Your hands must be well protected, both from the cold and from impacts and friction, but at the same time they must maintain agility. Therefore, despite the general versatility (if you have other types of gloves, prioritize another material before changing them, because they will help you), mountaineering gloves are specific, carrying more reinforcements and allowing you to more easily tie knots, carry out rope maneuvers, etc.

It is convenient to use two pairs, a thin glove liner underneath, and a warm, insulated glove on top, as well as always carry a spare pair. They can get wet, or worse, you can lose one in some maneuver that requires to take them off. This can be catastrophic. Thus, when finished, we can take off the pair used, which will be wet from sweat, and warm our hands.

You’ll find everything you need to know about different types of gloves, tips and more in the article “How to Choose Gloves for Mountaineering, Snow and Ski Activities”.


Never carry more than you need, but always carry the essentials. And this means choosing the right pack.

As for the volume, it will depend on whether you are going to set up a bivouac, carry out a day activity, etc, but in winter, in any case, the pack you’ll need is usually around 45 liters. And we reiterate: it is not worth choosing a small ultralight backpack to save weight, and then taking only what fits in the pack. This can be a recipe for disaster. You should always pack the other way around: first decide what all you need, then choose the pack that’s appropriate.

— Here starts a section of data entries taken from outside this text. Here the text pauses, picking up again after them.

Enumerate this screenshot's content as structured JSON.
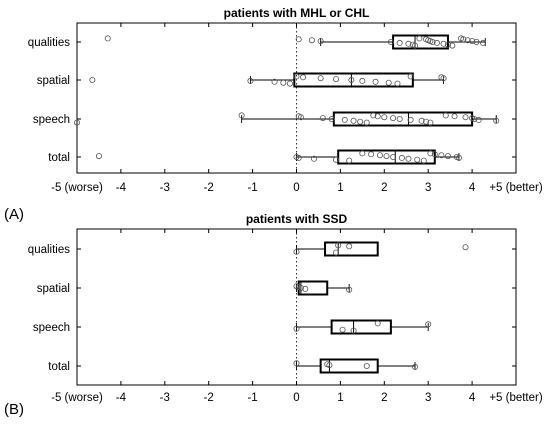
{
  "figure_labels": [
    "(A)",
    "(B)"
  ],
  "chart_data": [
    {
      "type": "box",
      "title": "patients with MHL or CHL",
      "xlim": [
        -5,
        5
      ],
      "x_ticks": [
        {
          "value": -5,
          "label": "-5 (worse)"
        },
        {
          "value": -4,
          "label": "-4"
        },
        {
          "value": -3,
          "label": "-3"
        },
        {
          "value": -2,
          "label": "-2"
        },
        {
          "value": -1,
          "label": "-1"
        },
        {
          "value": 0,
          "label": "0"
        },
        {
          "value": 1,
          "label": "1"
        },
        {
          "value": 2,
          "label": "2"
        },
        {
          "value": 3,
          "label": "3"
        },
        {
          "value": 4,
          "label": "4"
        },
        {
          "value": 5,
          "label": "+5 (better)"
        }
      ],
      "reference_line_x": 0,
      "categories": [
        "qualities",
        "spatial",
        "speech",
        "total"
      ],
      "boxes": [
        {
          "category": "qualities",
          "whisker_low": 0.55,
          "q1": 2.2,
          "median": 2.7,
          "q3": 3.45,
          "whisker_high": 4.3,
          "outliers": [
            -4.3,
            0.05
          ],
          "points": [
            -4.3,
            0.05,
            0.35,
            0.55,
            2.15,
            2.35,
            2.55,
            2.65,
            2.7,
            2.8,
            2.95,
            3.0,
            3.05,
            3.1,
            3.2,
            3.35,
            3.45,
            3.55,
            3.75,
            3.8,
            3.9,
            4.0,
            4.1,
            4.25
          ]
        },
        {
          "category": "spatial",
          "whisker_low": -1.05,
          "q1": -0.05,
          "median": 1.25,
          "q3": 2.65,
          "whisker_high": 3.35,
          "outliers": [
            -4.65
          ],
          "points": [
            -4.65,
            -1.05,
            -0.5,
            -0.3,
            -0.15,
            0.0,
            0.15,
            0.55,
            0.9,
            1.25,
            1.5,
            1.8,
            2.1,
            2.3,
            2.6,
            3.3,
            3.35
          ]
        },
        {
          "category": "speech",
          "whisker_low": -1.25,
          "q1": 0.85,
          "median": 2.55,
          "q3": 4.0,
          "whisker_high": 4.55,
          "outliers": [
            -5.0
          ],
          "points": [
            -5.0,
            -1.25,
            0.05,
            0.1,
            0.6,
            0.8,
            1.1,
            1.3,
            1.45,
            1.6,
            1.75,
            1.85,
            2.0,
            2.2,
            2.35,
            2.6,
            2.85,
            2.95,
            3.05,
            3.4,
            3.6,
            3.85,
            4.0,
            4.05,
            4.15,
            4.55
          ]
        },
        {
          "category": "total",
          "whisker_low": 0.0,
          "q1": 0.95,
          "median": 2.25,
          "q3": 3.15,
          "whisker_high": 3.7,
          "outliers": [
            -4.5
          ],
          "points": [
            -4.5,
            0.0,
            0.05,
            0.4,
            0.9,
            1.2,
            1.5,
            1.7,
            1.9,
            2.05,
            2.2,
            2.4,
            2.55,
            2.75,
            2.9,
            3.05,
            3.15,
            3.3,
            3.45,
            3.65,
            3.7
          ]
        }
      ]
    },
    {
      "type": "box",
      "title": "patients with SSD",
      "xlim": [
        -5,
        5
      ],
      "x_ticks": [
        {
          "value": -5,
          "label": "-5 (worse)"
        },
        {
          "value": -4,
          "label": "-4"
        },
        {
          "value": -3,
          "label": "-3"
        },
        {
          "value": -2,
          "label": "-2"
        },
        {
          "value": -1,
          "label": "-1"
        },
        {
          "value": 0,
          "label": "0"
        },
        {
          "value": 1,
          "label": "1"
        },
        {
          "value": 2,
          "label": "2"
        },
        {
          "value": 3,
          "label": "3"
        },
        {
          "value": 4,
          "label": "4"
        },
        {
          "value": 5,
          "label": "+5 (better)"
        }
      ],
      "reference_line_x": 0,
      "categories": [
        "qualities",
        "spatial",
        "speech",
        "total"
      ],
      "boxes": [
        {
          "category": "qualities",
          "whisker_low": 0.0,
          "q1": 0.65,
          "median": 0.95,
          "q3": 1.85,
          "whisker_high": 1.85,
          "outliers": [
            3.85
          ],
          "points": [
            0.0,
            0.9,
            0.95,
            1.2,
            3.85
          ]
        },
        {
          "category": "spatial",
          "whisker_low": 0.0,
          "q1": 0.05,
          "median": 0.1,
          "q3": 0.7,
          "whisker_high": 1.2,
          "outliers": [],
          "points": [
            0.0,
            0.05,
            0.1,
            0.2,
            1.2
          ]
        },
        {
          "category": "speech",
          "whisker_low": 0.0,
          "q1": 0.8,
          "median": 1.3,
          "q3": 2.15,
          "whisker_high": 3.0,
          "outliers": [],
          "points": [
            0.0,
            1.05,
            1.3,
            1.85,
            3.0
          ]
        },
        {
          "category": "total",
          "whisker_low": 0.0,
          "q1": 0.55,
          "median": 0.75,
          "q3": 1.85,
          "whisker_high": 2.7,
          "outliers": [],
          "points": [
            0.0,
            0.7,
            0.75,
            1.6,
            2.7
          ]
        }
      ]
    }
  ]
}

You should be prepared to carry your gear, which in winter will consist of two ice axes, crampons, possibly skis for the approach, ropes, maybe a snow anchor. These things won’t fit inside your pack, so we'll need their corresponding external gear holders.

Your pack will need to allow for ice axes, ropes, and more. Photo: Jonatan García
Your pack will need to allow for ice axes, ropes, and more. Photo: Jonatan García
For more information on types of packs, what to look for when choosing one, and much more, have a look at our article How to Choose a Pack for Outdoor Activities

Other Tips

  • A thermos with a warm drink such as tea or coffee is always a good idea. It can get you out of a jam if the cold becomes an issue, and is a delight to have in other cases.
  • Insulated covers for thermoses and water bottles.
  • Lightweight, compact stove
  • Safety gear – avalanche beacon, shovel, probe, emergency blanket, whistle, mobile with a full charge, and of course proper planning of your route and awareness of the weather conditions. In winter this is crucial.
  • And, even if you call us nags, we finish as we started: before entering the winter mountain, and more so if it is technical, you need the proper training: courses, outings, hire a guide, etc. You’ll learn safely, you’ll socialize (how many groups have emerged for years after their members have met in mountaineering courses, climbing, in guided outings!), and you’ll learn to manage risk and fully and safely enjoy something as wonderful as couloir climbing, your first step into the vertical world. Consult any qualified guide agencies or outdoor clubs in your area, there you will find what you need at all times.